The residents of Cleveland, Ohio recently claimed that the telecom giant, AT&T® has failed to deliver high-speed broadband access to the low-income African-American communities in the region. They also claimed that AT&T®, who is one of the leading internet providers in the country, has been delivering a higher speed broadband internet service to the wealthier and suburban neighborhoods.
Three self-described low-income African-America residents, Rachelle Lee, Hattie Lanfair, and Joanne Elkins, filed a complaint against the Telco a few days ago. They alleged that the telecom company is in clear violation of the Communications Act’s bar against unreasonable and unjust discrimination. These residents also requested for monetary damages and injunctions that will prohibit the telecom company from discriminatory practices.

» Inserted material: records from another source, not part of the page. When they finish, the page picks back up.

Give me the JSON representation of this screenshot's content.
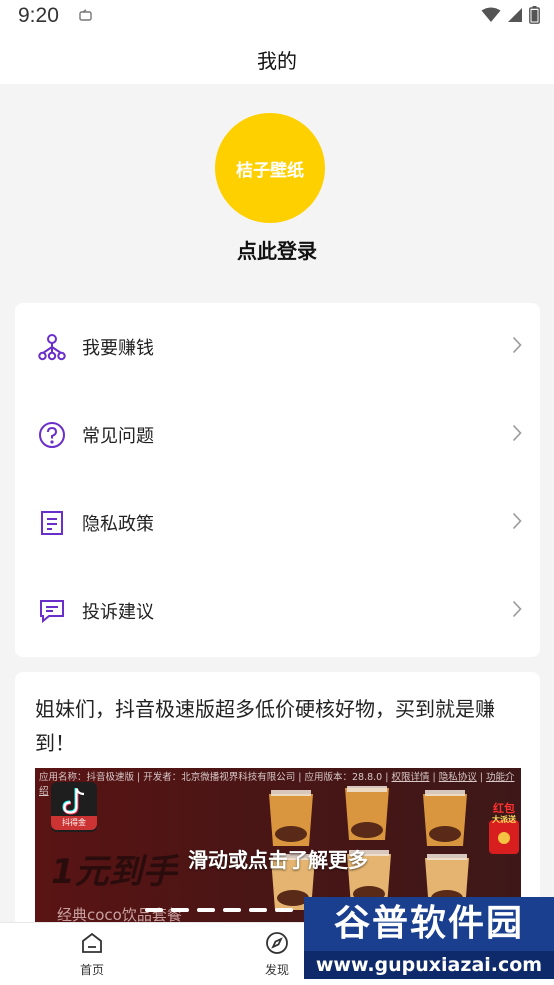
{
  "status_bar": {
    "time": "9:20"
  },
  "header": {
    "title": "我的"
  },
  "profile": {
    "avatar_text": "桔子壁纸",
    "login_label": "点此登录",
    "avatar_color": "#ffd000"
  },
  "menu": {
    "items": [
      {
        "label": "我要赚钱",
        "icon": "network-icon"
      },
      {
        "label": "常见问题",
        "icon": "question-circle-icon"
      },
      {
        "label": "隐私政策",
        "icon": "document-icon"
      },
      {
        "label": "投诉建议",
        "icon": "message-icon"
      }
    ],
    "accent_color": "#6a2fc9"
  },
  "ad": {
    "headline": "姐妹们，抖音极速版超多低价硬核好物，买到就是赚到！",
    "meta_prefix": "应用名称：抖音极速版 | 开发者：北京微播视界科技有限公司 | 应用版本：28.8.0 | ",
    "meta_link_permission": "权限详情",
    "meta_link_privacy": "隐私协议",
    "meta_link_function": "功能介绍",
    "logo_tag": "抖得金",
    "big_text": "1元到手",
    "cta": "滑动或点击了解更多",
    "subtitle": "经典coco饮品套餐",
    "redpack_text_1": "红包",
    "redpack_text_2": "大派送"
  },
  "bottom_nav": {
    "items": [
      {
        "label": "首页",
        "icon": "home-icon"
      },
      {
        "label": "发现",
        "icon": "compass-icon"
      }
    ]
  },
  "watermark": {
    "title": "谷普软件园",
    "url": "www.gupuxiazai.com"
  }
}
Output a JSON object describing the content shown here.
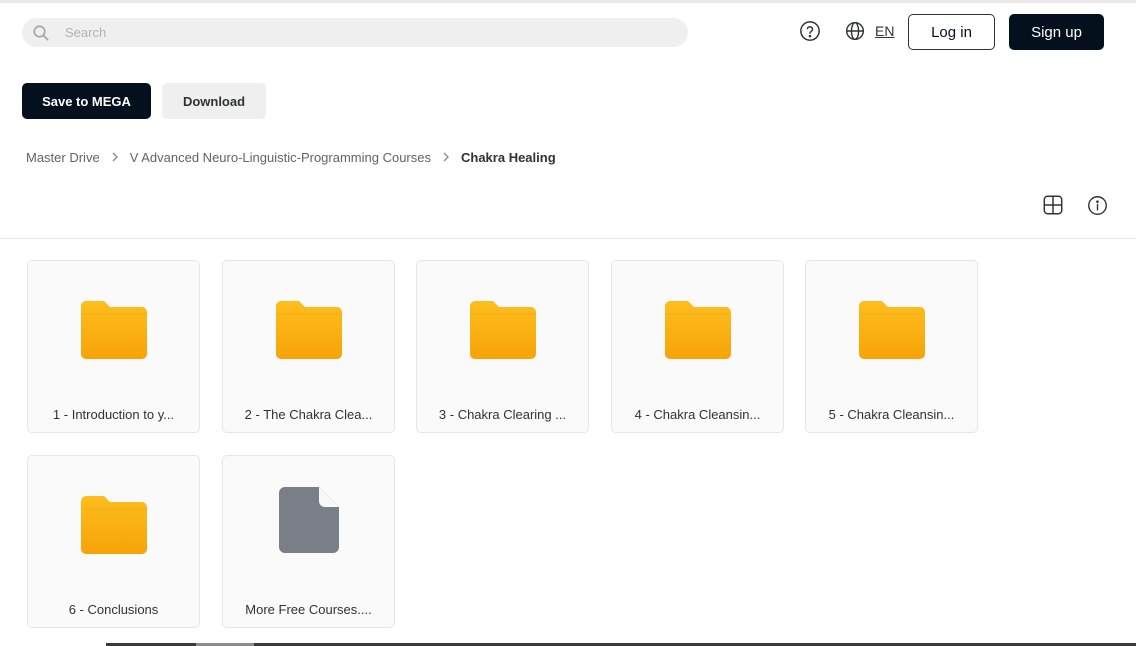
{
  "header": {
    "search_placeholder": "Search",
    "language": "EN",
    "login_label": "Log in",
    "signup_label": "Sign up"
  },
  "actions": {
    "save_label": "Save to MEGA",
    "download_label": "Download"
  },
  "breadcrumb": [
    "Master Drive",
    "V Advanced Neuro-Linguistic-Programming Courses",
    "Chakra Healing"
  ],
  "items": [
    {
      "type": "folder",
      "name": "1 - Introduction to y..."
    },
    {
      "type": "folder",
      "name": "2 - The Chakra Clea..."
    },
    {
      "type": "folder",
      "name": "3 - Chakra Clearing ..."
    },
    {
      "type": "folder",
      "name": "4 - Chakra Cleansin..."
    },
    {
      "type": "folder",
      "name": "5 - Chakra Cleansin..."
    },
    {
      "type": "folder",
      "name": "6 - Conclusions"
    },
    {
      "type": "file",
      "name": "More Free Courses...."
    }
  ],
  "icons": {
    "search": "search-icon",
    "help": "help-icon",
    "language": "globe-icon",
    "view": "grid-view-icon",
    "info": "info-icon",
    "folder": "folder-icon",
    "file": "file-icon"
  },
  "colors": {
    "primary": "#04101e",
    "folder_top": "#fdbe1e",
    "folder_bottom": "#f7a308",
    "file": "#7a7f87"
  }
}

In addition to that, they also requested the FCC to force AT&T® to offer broadband internet service to the low-income minority communities in the region. They cited a recent study of the National Digital Inclusion Alliance and Connect Your Community and pointed out that the failure to offer high-speed internet service to low-income communities is actually a part of a pattern by the telecom giant.

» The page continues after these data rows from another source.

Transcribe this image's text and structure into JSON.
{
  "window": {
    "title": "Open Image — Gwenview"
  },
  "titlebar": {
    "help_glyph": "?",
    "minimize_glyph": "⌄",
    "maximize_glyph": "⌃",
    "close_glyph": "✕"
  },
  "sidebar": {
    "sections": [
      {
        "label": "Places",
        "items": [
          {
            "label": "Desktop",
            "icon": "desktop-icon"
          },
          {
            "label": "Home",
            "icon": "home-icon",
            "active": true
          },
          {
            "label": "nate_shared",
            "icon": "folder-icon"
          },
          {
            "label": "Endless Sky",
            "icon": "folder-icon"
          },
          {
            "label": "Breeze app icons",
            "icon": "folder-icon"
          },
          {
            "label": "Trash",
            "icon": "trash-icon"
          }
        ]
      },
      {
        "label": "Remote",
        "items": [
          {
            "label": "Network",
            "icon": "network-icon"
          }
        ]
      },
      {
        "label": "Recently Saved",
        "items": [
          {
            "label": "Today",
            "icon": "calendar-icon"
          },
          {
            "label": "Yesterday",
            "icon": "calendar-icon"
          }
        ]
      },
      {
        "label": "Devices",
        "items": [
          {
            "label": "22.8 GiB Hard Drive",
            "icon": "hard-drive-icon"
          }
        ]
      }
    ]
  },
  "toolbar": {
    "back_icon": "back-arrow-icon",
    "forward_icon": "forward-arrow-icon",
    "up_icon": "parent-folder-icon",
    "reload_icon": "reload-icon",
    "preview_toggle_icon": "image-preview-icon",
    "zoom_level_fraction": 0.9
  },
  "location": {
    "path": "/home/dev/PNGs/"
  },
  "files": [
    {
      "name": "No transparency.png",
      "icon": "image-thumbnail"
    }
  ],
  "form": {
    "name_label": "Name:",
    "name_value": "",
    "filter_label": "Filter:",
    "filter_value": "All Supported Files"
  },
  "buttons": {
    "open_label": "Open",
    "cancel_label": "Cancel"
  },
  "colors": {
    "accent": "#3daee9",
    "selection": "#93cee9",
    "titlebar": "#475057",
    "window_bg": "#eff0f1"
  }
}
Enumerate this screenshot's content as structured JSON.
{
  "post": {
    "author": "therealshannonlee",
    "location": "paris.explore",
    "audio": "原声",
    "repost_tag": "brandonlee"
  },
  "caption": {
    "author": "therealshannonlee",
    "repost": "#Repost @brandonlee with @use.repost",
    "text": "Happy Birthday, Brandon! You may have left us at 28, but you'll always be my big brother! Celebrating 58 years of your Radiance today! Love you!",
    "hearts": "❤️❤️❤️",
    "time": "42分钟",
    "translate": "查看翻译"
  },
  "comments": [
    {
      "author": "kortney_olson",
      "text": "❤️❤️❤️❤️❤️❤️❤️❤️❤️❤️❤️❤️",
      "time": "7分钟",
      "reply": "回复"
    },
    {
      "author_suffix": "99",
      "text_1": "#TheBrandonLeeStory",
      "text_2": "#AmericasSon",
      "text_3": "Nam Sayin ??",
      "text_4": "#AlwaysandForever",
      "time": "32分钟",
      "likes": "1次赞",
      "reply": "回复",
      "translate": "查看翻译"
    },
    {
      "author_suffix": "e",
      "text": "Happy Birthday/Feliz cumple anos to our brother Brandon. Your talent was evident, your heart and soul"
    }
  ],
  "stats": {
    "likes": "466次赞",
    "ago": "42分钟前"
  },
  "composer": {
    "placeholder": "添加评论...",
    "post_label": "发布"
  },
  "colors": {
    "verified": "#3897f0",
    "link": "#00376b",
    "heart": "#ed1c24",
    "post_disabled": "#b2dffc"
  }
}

The study also revealed that AT&T® has withheld their fiber-to-the-node (FTTN) VDSL infrastructure from several major high poverty census blocks in the country that had individual poverty rates of more than 35 percent. The complaints stated, “Such low-income neighborhoods have been relegated to an older, slower transmission technology called ADSL2, resulting in significantly slower internet access speeds than what AT&T provides to middle-income city neighborhoods as well as most suburbs. As a result, their residents are left with severely limited and uneven internet access; no access to AT&T’s competitive fiber-enabled video service.”
Reports from several sources indicate that the lawyers who represented Elkins, Lanfair, and Lee tried to solve the issue before filing the complaint. They even held settlement discussion talks with the telecom giant, but both parties failed to reach a settle on the issue. Consequently, the lawyers were forced to file a complaint against AT&T® to bring justice to the low-income minority communities in the area.
AT&T’s EVP of regulatory and state external affairs, Joan Marsh, responded to the issue and said, “We do not redline. Our commitment to diversity and inclusion is unparalleled. Our investment decisions are based on the cost of deployment and demand for our services and are of course fully compliant with the requirements of the Communications Act. We will vigorously defend the complaint filed.”